Société littéraire de France (Collection “Essais et Nouvelles”) (p. 11-26).

II

DU SENS UNIVERSEL DE LA POÉSIE-SCIENTIFIOUE


Tant par sa pensée que par la technique à multiples concordances que cette pensée se devait nécessairement produire à elle-même, la « Poésie-scientifique », telle que nous en avons déterminé les principes et les idéals, entend que nul domaine où se répartit pour l’intelligence humaine le phénomène universel, ne lui soit étranger : elle, qui est le Poème de la re-création consciente et émue en nous, du plus de rapports de l’Universel. Ainsi que le « Poète-scientifique », pesant et pensant les matériaux du monde que lui apportent les sciences et les complétant d’intuition, en trouve les ésotériques lois d’harmonie unitive pour la réalité émouvante d’une Philosophie et d’une Métaphysique, — et ne soit plus que le lieu spirituel où l’évoluante Matière s’évertue vers son unité-consciente et l’émotion de cette conscience.

Ainsi avons-nous voulu que la Poésie devenue presque généralement d’inspiration anthropocentrique, prît et reprît, selon la plus lointaine tradition, sa vraie valeur de sens universel…
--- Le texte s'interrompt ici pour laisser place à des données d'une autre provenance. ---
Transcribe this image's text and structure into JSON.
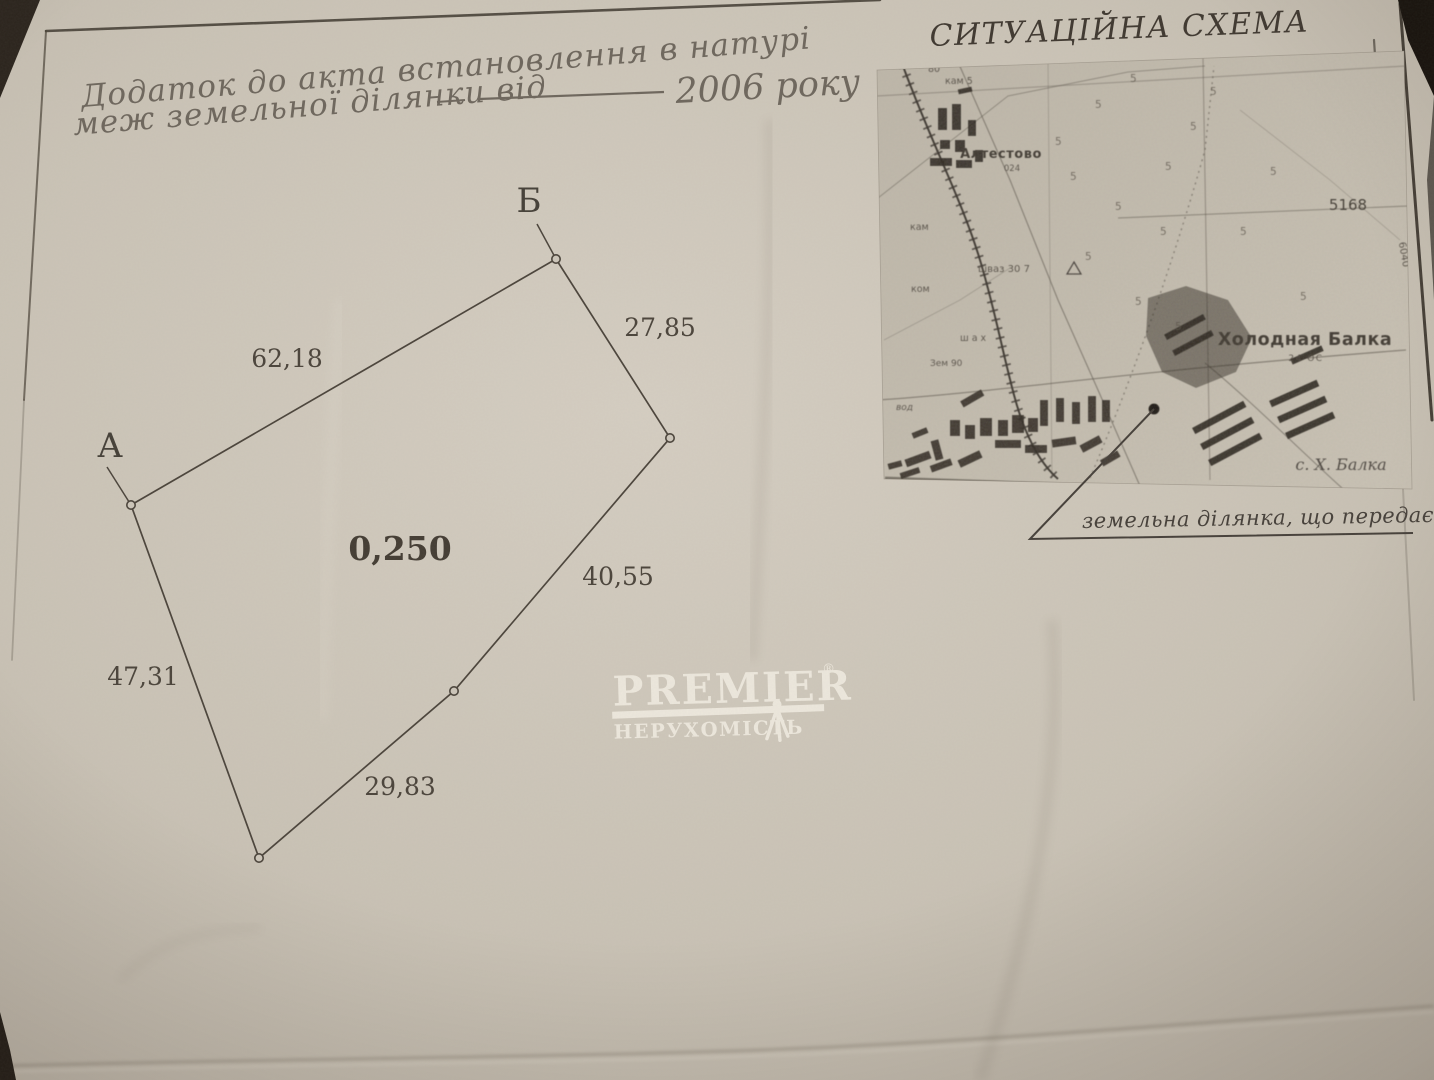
{
  "page": {
    "header_line1": "Додаток до акта встановлення в натурі",
    "header_line2": "меж земельної ділянки від",
    "header_year": "2006 року",
    "scheme_title": "СИТУАЦІЙНА СХЕМА",
    "map_caption": "земельна ділянка, що передається"
  },
  "plot": {
    "area_value": "0,250",
    "point_a_label": "А",
    "point_b_label": "Б",
    "side_ab": "62,18",
    "side_b1": "27,85",
    "side_12": "40,55",
    "side_23": "29,83",
    "side_3a": "47,31"
  },
  "map": {
    "settlement_1": "Алтестово",
    "settlement_1_note": "024",
    "settlement_2": "Холодная Балка",
    "settlement_2_note": "24 ОС",
    "village_note": "с. Х. Балка",
    "grid_code": "5168",
    "edge_code": "6040",
    "note_80": "80",
    "note_kam": "кам 5",
    "note_kam2": "кам",
    "note_kom": "ком",
    "note_zem": "Зем 90",
    "note_vod": "вод",
    "note_shah": "ш а х",
    "note_shvaz": "шваз 30 7",
    "tree_mark": "5"
  },
  "watermark": {
    "brand": "PREMIER",
    "registered": "®",
    "subtitle": "НЕРУХОМІСТЬ"
  },
  "colors": {
    "paper": "#cdc6ba",
    "ink": "#46403a",
    "header_ink": "#6e675d",
    "watermark": "#f1ece1",
    "background": "#14100c"
  }
}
Bien que cette appellation de « Poésie-scientifique » soit désormais consacrée, et qu’on en entende actuellement le corps de doctrine poétique qu’apporta et continue à développer l’Œuvre une et complexe en laquelle ma vie mit son devoir, — en première synthèse : aux pages liminaires il n’est pas inutile, même à me répéter, de préciser pour qui ne sait pas, ou envers des interprétations de semi-compréhension, ou de maladroites ou d’hostiles.

Si, pour démonstration directe, nous donnons exemple d’une erreur sur le sens véritable de la « Poésie-scientifique », — il n’en sera de plus marquante en un moment plus solennel, que de l’illustre mathématicien et philosophe Henri Poincaré, quand, en son discours de réception à l’Académie Française, il eut à prononcer l’éloge de son prédécesseur, Sully-Prudhomme… C’est excellemment du véritable esprit de la Poésie-scientifique dont il commença à parler : « La réalité, la vraie, celle du philosophe, est constamment vivante, constamment changeante, les parties diverses en sont liées intimement et semblent se pénétrer mutuellement. Celle du savant n’en est qu’une image. Sans doute, cette image peut seule nous permettre de connaître : mais quand le philosophe l’a contemplée, il demande autre chose. Ce qu’il sent ainsi, comment pourra-t-il l’exprimer ? — Par le Vers, par la langue poétique et ses mots assimilables à la musique même, répond le savant-philosophe, qui insiste que les ondes musicales de ce Vers se mêlent et se pénètrent ainsi que se pénètrent les éléments de la réalité vivante, « et c’est ainsi que la Poésie philosophique peut nous donner de cette réalité un portrait moins sommaire. »

(Or, si l’on me permet d’ouvrir mon En Méthode à l’Œuvre, — nous lisons : — « Nous rappellerons que doivent participer des ondes du Tout, toute œuvre et toute partie d’œuvre poétique : c’est-à-dire, toute œuvre poétique n’a pour moi de valeur qu’autant qu’elle se prolonge en suggestion des lois qui ordonnent et unissent l’Être-total du monde, évoluant selon de mêmes Rythmes… Diverse et perpétuelle, s’impose la manière d’art qui soit elle-même mouvement, de mouvements pensants. »[1].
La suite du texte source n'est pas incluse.